Il batiscafo di Picard: un pezzo della storia della “Terni” da ritrovare e valorizzare

batiscafo Picard

Storia e Memoria

di SERGIO BELLEZZA

Storia e memoria rubriche batscafo

Ricorre in questi giorni il 139° anniversario della nascita dell’Acciaieria (⇰ L’atto di nascita delle acciaierie). Lo celebriamo ricordando una delle pagine più belle e prestigiose della sua attività produttiva.

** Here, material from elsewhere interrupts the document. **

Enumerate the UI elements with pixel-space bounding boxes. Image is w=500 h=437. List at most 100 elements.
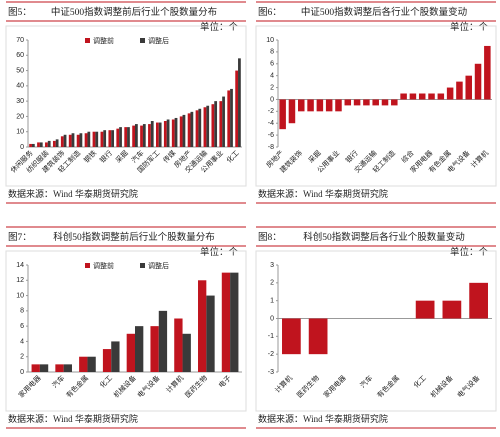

Era il 12 Marzo del 1952, quando, con la colata di due lingotti di 24 tonnellate cadauno d’acciaio speciale, si dava inizio alla fabbricazione della cabina del batiscafo Trieste, con cui Auguste Piccard avrebbe raggiunto i 3.700 m. di profondità a sud dell’isola di Ponza. Un’opera unica che ha fatto scuola nel mondo e accresciuto il prestigio e la fama della Soc. TERNI, realizzata accoppiando due semisfere, ottenute riducendo a disco lingotti di acciaio AIAX, lega speciale per la produzione di cannoni, con la pressa da 12.000 e forgiati a caldo coll’imbutitore a stampo. Ore e ore di discussione collo scienziato svizzero avevano portato alla definizione del progetto e alla realizzazione di un modellino del batiscafo, utilizzato per prove fluidodinamiche nel lago di Piediluco, e oggi depositato al Museo della Scienza e della Tecnica di Milano.

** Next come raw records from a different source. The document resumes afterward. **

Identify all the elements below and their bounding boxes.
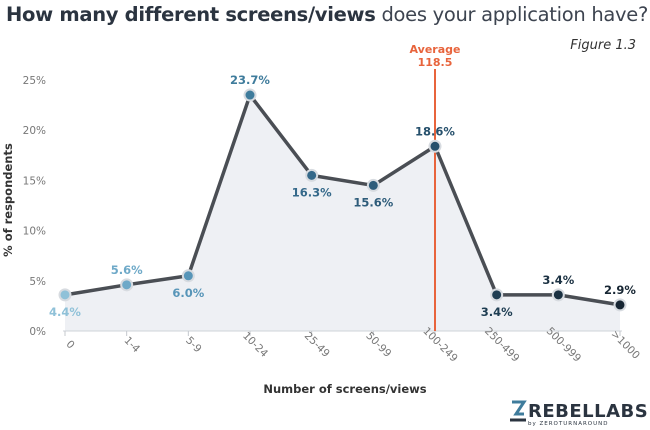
y-axis-title: % of respondents xyxy=(1,143,15,257)
logo-main-text: REBELLABS xyxy=(528,401,648,422)
logo-sub-text: by ZEROTURNAROUND xyxy=(528,421,609,427)
series-line xyxy=(64,93,621,307)
data-point xyxy=(490,288,504,302)
y-tick-label: 25% xyxy=(23,75,46,87)
data-point xyxy=(613,298,627,312)
x-tick-label: >1000 xyxy=(608,328,642,362)
y-tick-label: 20% xyxy=(23,125,46,137)
y-tick-label: 10% xyxy=(23,226,46,238)
y-tick-label: 5% xyxy=(29,276,46,288)
area-fill xyxy=(65,95,620,331)
data-point xyxy=(551,288,565,302)
data-point xyxy=(58,288,72,302)
data-point xyxy=(428,139,442,153)
data-label: 23.7% xyxy=(230,73,270,87)
x-tick-label: 25-49 xyxy=(302,330,332,360)
x-tick-label: 5-9 xyxy=(183,335,204,356)
data-label: 6.0% xyxy=(172,286,204,300)
data-label: 16.3% xyxy=(292,185,332,199)
x-tick-label: 50-99 xyxy=(363,330,393,360)
rebellabs-logo: REBELLABS by ZEROTURNAROUND xyxy=(510,400,648,427)
data-label: 5.6% xyxy=(111,263,143,277)
chart-title: How many different screens/views does yo… xyxy=(6,3,648,26)
average-label: Average xyxy=(410,43,461,56)
data-label: 3.4% xyxy=(481,305,513,319)
y-tick-label: 0% xyxy=(29,326,46,338)
data-point xyxy=(243,88,257,102)
x-axis-title: Number of screens/views xyxy=(263,382,426,396)
data-label: 15.6% xyxy=(353,195,393,209)
data-label: 18.6% xyxy=(415,124,455,138)
rebellabs-logo-mark xyxy=(510,400,527,422)
x-tick-label: 0 xyxy=(64,338,77,351)
data-point xyxy=(120,278,134,292)
x-tick-label: 10-24 xyxy=(240,330,270,360)
average-value: 118.5 xyxy=(418,56,453,69)
data-label: 3.4% xyxy=(542,273,574,287)
data-label: 4.4% xyxy=(49,305,81,319)
x-tick-label: 1-4 xyxy=(121,335,142,356)
chart-title-strong: How many different screens/views xyxy=(6,3,376,26)
y-tick-label: 15% xyxy=(23,175,46,187)
data-point xyxy=(181,269,195,283)
data-label: 2.9% xyxy=(604,283,636,297)
chart-title-light: does your application have? xyxy=(381,3,649,26)
data-point xyxy=(305,168,319,182)
data-point xyxy=(366,178,380,192)
figure-label: Figure 1.3 xyxy=(570,38,636,53)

Coordinatore del progetto fu l’ing. Vincenzo Flagello, grosso esperto di Meccanica e responsabile del Centro di Formazione Professionale della Società. Il diagramma di forgiatura prevedeva la ricalcatura,  la sagomatura del disco e la sua imbutitura,  tre fasi successive di ricottura, le prove di verifica e infine la lavorazione meccanica delle due semisfere. La colata dei lingotti avvenne per tranquillità di notte, usando la massima precauzione, per evitare tra l’altro di introdurre  nel forno idrogeno, che se assorbito dal bagno, avrebbe potuto provocare rotture interne nel metallo. I Lingotti, ridotti a dischi dalla pressa da 12.000, forse la più potente al mondo, furono forgiati a semisfere, poi sottoposte alle verifiche meccaniche e infine a prove non distruttive.

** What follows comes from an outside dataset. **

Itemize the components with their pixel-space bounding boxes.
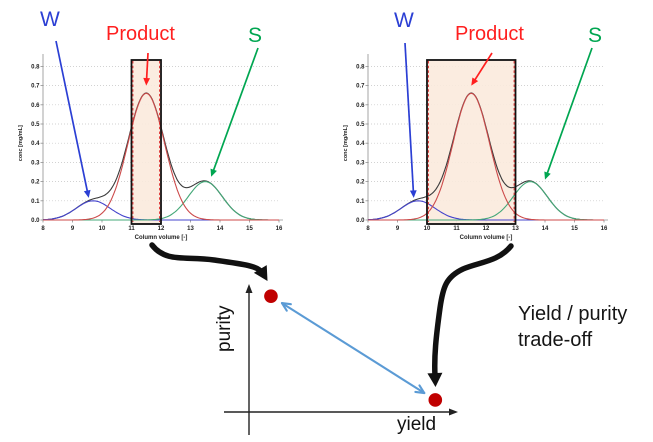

Per l’esame  ai raggi  X e a quelli gamma l’ing. Marianeschi, usò come fonte di radiazione una sorgente di Radium della potenza di un solo Curie, prestata alla TERNI da una società di Firenze, che per la bassa potenza richiese un’esposizione di parecchie ore.  Per l’analisi agli ultrasuoni venne utilizzato un apparecchio Kelvin & Hughes, il primo tipo di flaw detector disponibile in Europa. La lavorazione meccanica fu  condotta con un tornio orizzontale di grosse dimensioni, munito di due torrette portautensili verticali, progettato dallo stesso ing. Flagiello, che permetteva d’operare contemporaneamente su entrambe le superfici delle calotte, interna ed esterna. Alla fine l’accoppiamento delle due semisfere, la cui precisione risultava decisiva per l’efficienza del batiscafo e la sicurezza dei passeggeri. Il controllo venne effettuato ispezionando tutta la circonferenza di congiunzione con una sonda d’oro dello spessore di 50 centesimi di millimetro, confezionata dall’orefice  Cavallari di Terni. Il batiscafo, impiegato nel programma di ricerca della Stazione Zoologica di Napoli e l’Università di Milano, era poi ceduto alla fine degli anni cinquanta alla Marina American e faceva da chioccia al progetto Nekton per l’esplorazione degli abissi marini. Il progresso scientifico e l’avvento della teleguida e della teleosservazione  l’hanno mandato in pensione.

Il batiscafo, a quanto si dice, dovrebbe riposare nel Museo di New York, mentre la cabina giace dimenticata in qualche angolo degli Stati Uniti d’America. Quella palla, che l’ing. Papuli definiva romanticamente  in un suo articolo di anni fa  “Una bolla d’acciaio negli abissi marini”, riportata in città darebbe spessore al sogno di una  Terni Capitale Europea della Archeologia Industriale. Intanto noi ne riproponiamo la storia,  prima che la patina del tempo ne cancelli il ricordo.